Perhaps this explains why some Salesforce environments feel remarkably intuitive while others feel unnecessarily difficult. The difference is rarely technology. More often, it reflects the quality of translation that occurred during the project's development. In successful organisations, the middle layer acts as a bridge between competing perspectives. It ensures that business objectives remain connected to operational realities. It challenges complexity before it reaches users. It protects the integrity of the user experience while still supporting organisational goals. In struggling organisations, this function is either absent or undervalued, allowing complexity and misunderstanding to accumulate unchecked.
As organisations continue embracing digital transformation, artificial intelligence and increasingly sophisticated technologies, the importance of the middle layer will only increase. Technology is becoming more powerful, but power alone does not create value. Value emerges when technology aligns with the way people actually work. Achieving that alignment requires individuals capable of understanding both strategic ambition and operational reality.
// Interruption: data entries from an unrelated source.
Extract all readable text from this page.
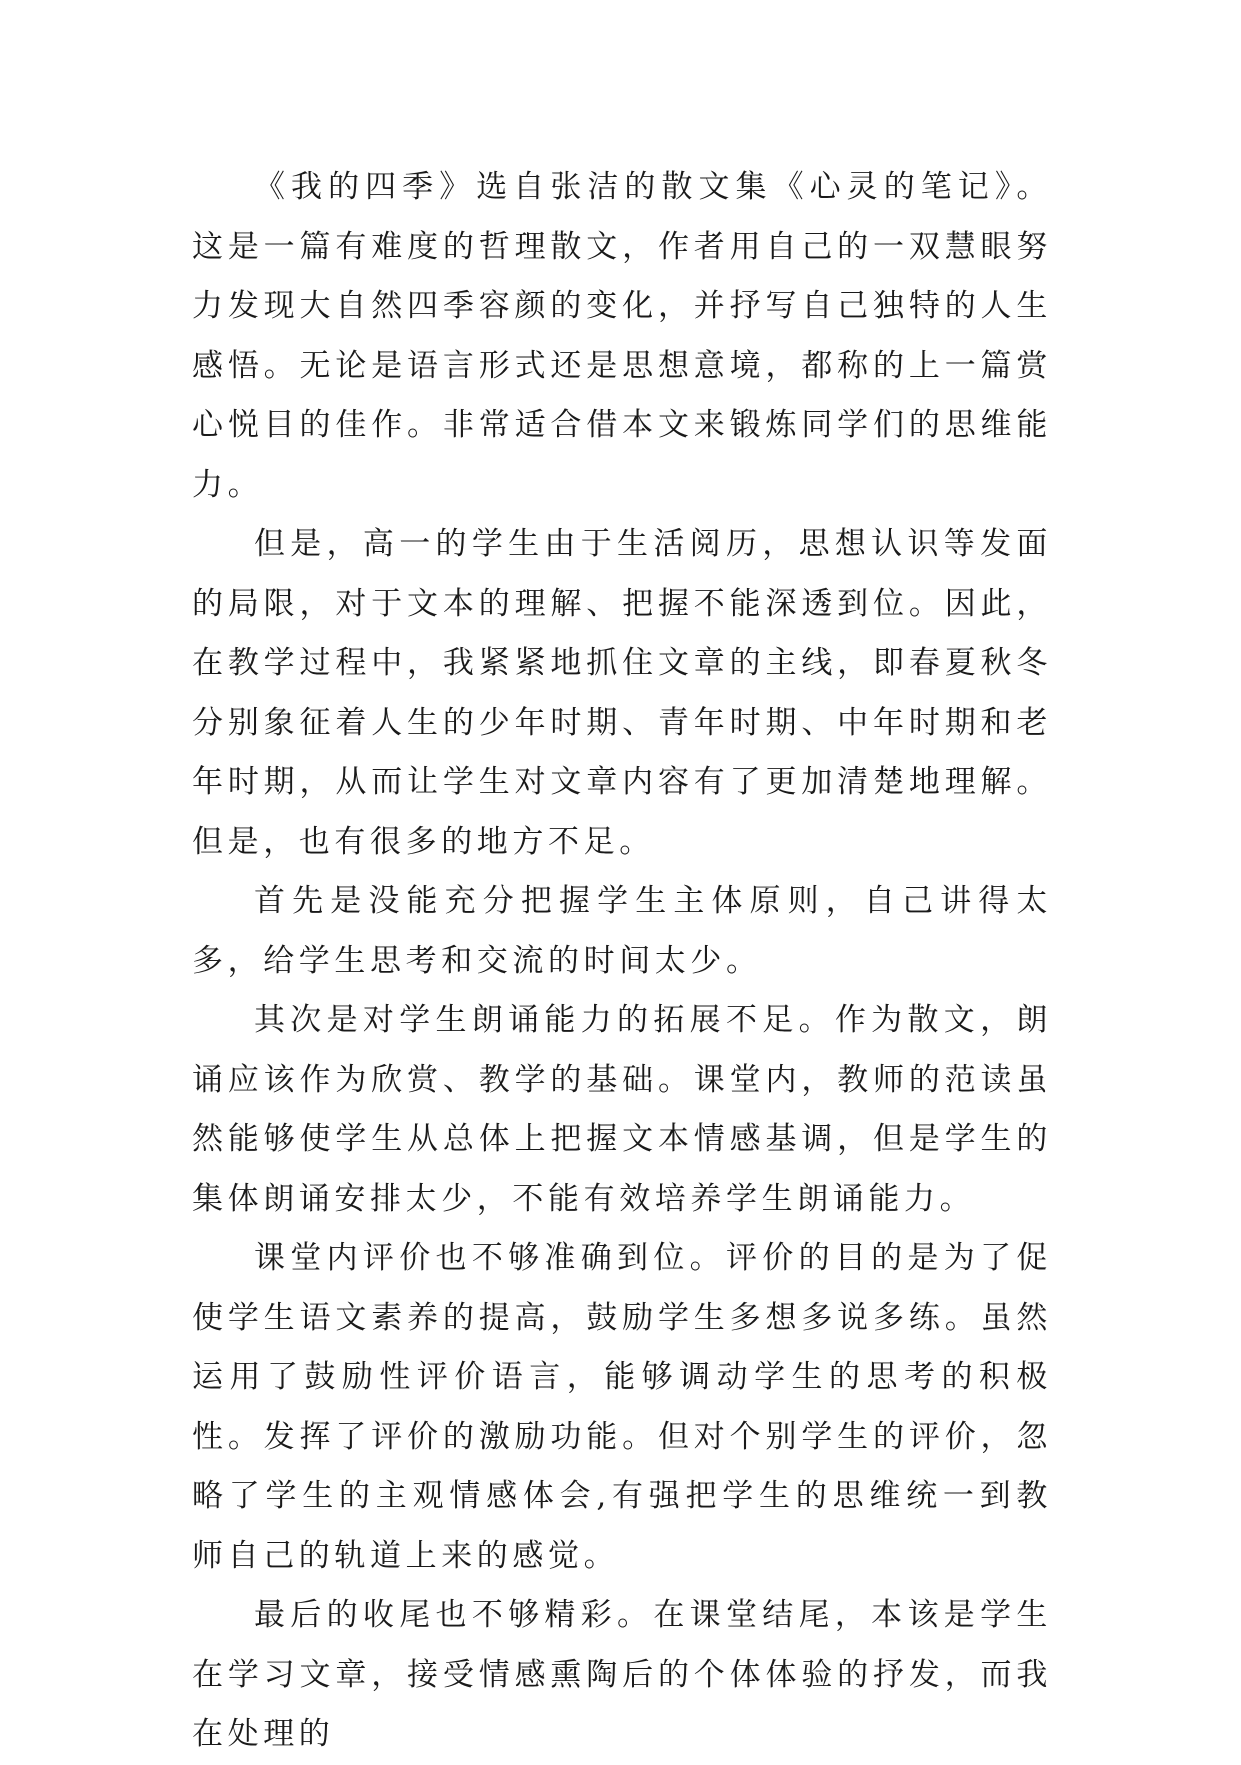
《我的四季》选自张洁的散文集《心灵的笔记》。这是一篇有难度的哲理散文，作者用自己的一双慧眼努力发现大自然四季容颜的变化，并抒写自己独特的人生感悟。无论是语言形式还是思想意境，都称的上一篇赏心悦目的佳作。非常适合借本文来锻炼同学们的思维能力。

但是，高一的学生由于生活阅历，思想认识等发面的局限，对于文本的理解、把握不能深透到位。因此，在教学过程中，我紧紧地抓住文章的主线，即春夏秋冬分别象征着人生的少年时期、青年时期、中年时期和老年时期，从而让学生对文章内容有了更加清楚地理解。但是，也有很多的地方不足。

首先是没能充分把握学生主体原则，自己讲得太多，给学生思考和交流的时间太少。

其次是对学生朗诵能力的拓展不足。作为散文，朗诵应该作为欣赏、教学的基础。课堂内，教师的范读虽然能够使学生从总体上把握文本情感基调，但是学生的集体朗诵安排太少，不能有效培养学生朗诵能力。

课堂内评价也不够准确到位。评价的目的是为了促使学生语文素养的提高，鼓励学生多想多说多练。虽然运用了鼓励性评价语言，能够调动学生的思考的积极性。发挥了评价的激励功能。但对个别学生的评价，忽略了学生的主观情感体会,有强把学生的思维统一到教师自己的轨道上来的感觉。

最后的收尾也不够精彩。在课堂结尾，本该是学生在学习文章，接受情感熏陶后的个体体验的抒发，而我在处理的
It requires people who can interpret business objectives through the lens of human behaviour. It requires professionals who recognise that successful transformation is ultimately about people rather than systems.
Perhaps it is time the Salesforce ecosystem paid greater attention to these individuals. We celebrate technical innovation. We discuss new features and emerging technologies. We debate implementation methodologies and governance models. Yet many of the factors that determine success reside within the people responsible for translation. They are the individuals who ensure that strategy survives contact with reality. They are the people who prevent complexity from overwhelming usability. They are the professionals who transform business ambition into practical execution.
The strongest Salesforce environments are not necessarily those with the most advanced technology. They are the environments where somebody consistently asks a simple but powerful question: what will this feel like for the person doing the work? That question sits at the heart of effective translation. It forces organisations to consider not just what they want to achieve, but how those objectives will be experienced by the people expected to deliver them. In many respects, that question may be more important than any technical decision made during the project.
The next time an organisation evaluates the success of its Salesforce investment, it may be worth looking beyond executive sponsorship and user adoption. Both remain critically important, but neither exists in isolation. Between those two groups sits a layer of professionals whose influence is often underestimated. They are the translators, interpreters and connectors who bridge the gap between vision and reality. They may not receive the same attention as executives or end users, but their contribution is no less significant. In fact, they may be the single most important factor in determining whether a Salesforce programme becomes a genuine business transformation or simply another technology implementation.
The Salesforce middle layer is rarely discussed, rarely celebrated and frequently overlooked. Yet without it, strategy struggles to become execution, technology struggles to become value and ambition struggles to become reality. The organisations that recognise this truth, invest in these individuals and develop their capabilities accordingly will place themselves in a far stronger position to realise the full potential of their Salesforce investment. Those that do not may continue searching for answers in technology when the real solution has been sitting quietly in the middle all along.